Fussball
Kreispokal: DJK Eppstein verliert Endspiel gegen Obersülzen
Selten sind sich nach einem wichtigen Fußballspiel die Trainer beider Mannschaften so einig gewesen wie das am Samstagabend nach dem Endspiel um den Kreispokal zwischen der DJK Eppstein und dem SV Obersülzen der Fall war. Das Duell zwischen den beiden A-Klassisten bildete einen würdigen Abschluss der Saison 2020/2021 im Fußballkreis Rhein-Pfalz. Der Bedeutung der Partie entsprach auch der Austragungsort. Bei dem Naturrasen des SC Alemannia Maudach handelt es sich um einen der schönsten Sportplätze der Vorderpfalz, der technisch versierten Spielern beste Voraussetzungen bietet. Das einzige, was Sascha Gerber kritisierte, war, dass nur knapp 260 Fans gekommen waren. „Ich hätte eine größere Zuschauerzahl erwartet“, meinte der SVO-Coach.

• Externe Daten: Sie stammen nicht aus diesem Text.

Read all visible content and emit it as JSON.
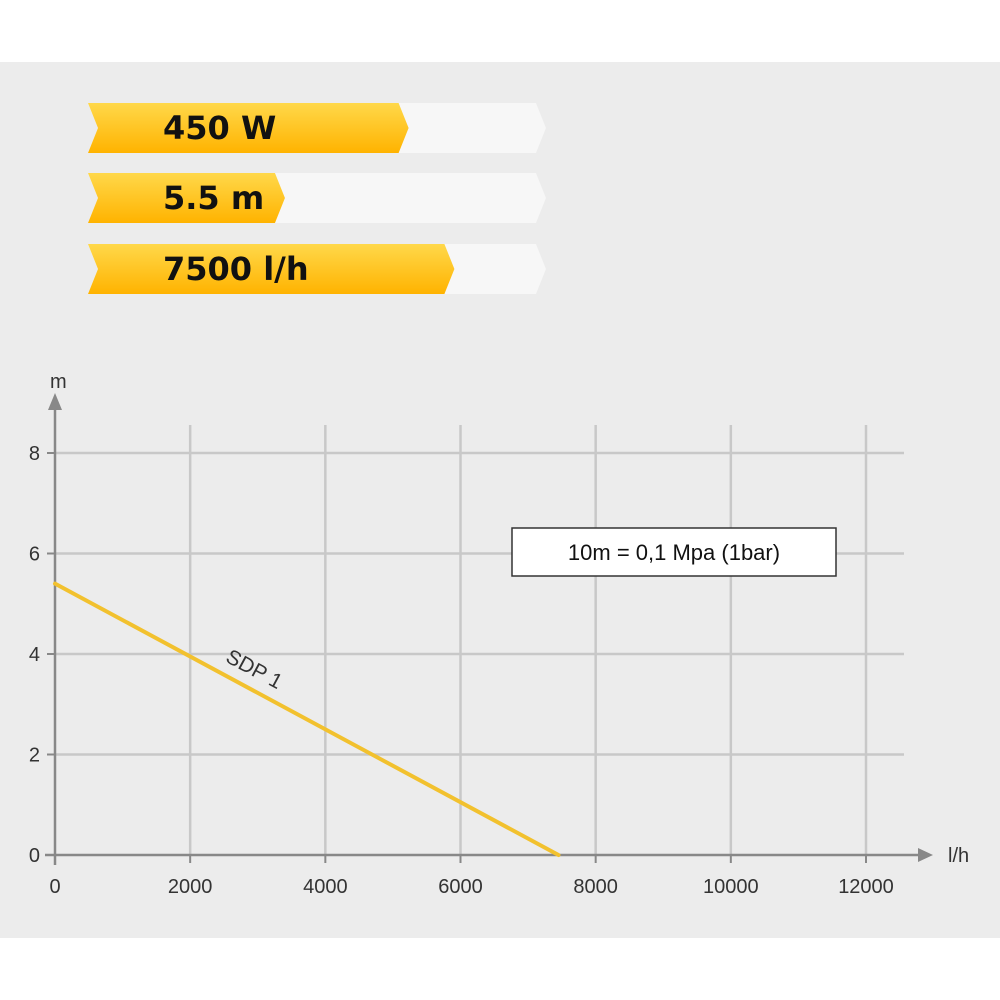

Obersülzen begann engagierter und nutzte gleich seine erste Chance, um den Grundstein für den Sieg zu legen. In der vierten Minute klärte der Eppsteiner Benjamin Baumann nach einem Schuss von Marc Brand auf der Torlinie, aber Robin Gerber traf per Nachschuss zum 1:0. Die frühe Führung gab den Obersülzenern Sicherheit. Ihre Viererkette in der Abwehr leistete sich keine Fehler, sodass die Eppsteiner bis zur Pause zu keiner einzigen herausgespielten Torchance kamen. Drei Freistöße aus zentraler Position schoss Christopher Weiss über das SVO-Tor.
Eppstein wird besser
„Wir haben einfach zu viele Fehler gemacht“, bekannte DJK-Trainer Stephan Krön nach der Niederlage. Dass er am Samstag mehrere Akteure ersetzen musste, wollte er als Entschuldigung nicht gelten lassen. „In einem solchen Spiel erwarte ich, dass jeder alles gibt“, betonte Krön. „Meine Mannschaft hat den Sieg etwas mehr gewollt als Eppstein“, befand SVO-Coach Sascha Gerber.
Mit dem Beginn der zweiten Halbzeit wurde die bis dahin an Torszenen arme Begegnung interessanter – und Eppstein wurde auch besser. Benjamin Baumann (47.) und Cem Tatar (53.) verfehlten das Obersülzener Tor mit ihren Weitschüssen nur knapp. In der 57. Minute scheiterte SVO-Spieler Marc Brand freistehend am Eppsteiner Torwart Ahmet Aksogan, der trotz der beiden Gegentore mit einem guten Stellungsspiel überzeugte und zu den besten Eppsteinern gehörte. Nur drei Minuten später vereitelte Aksogan eine weitere gegnerische Chance, musste aber direkt danach mit ansehen, wie der Ball nach dem Nachsetzen von Dominik Berck über die Linie kullerte – 2:0.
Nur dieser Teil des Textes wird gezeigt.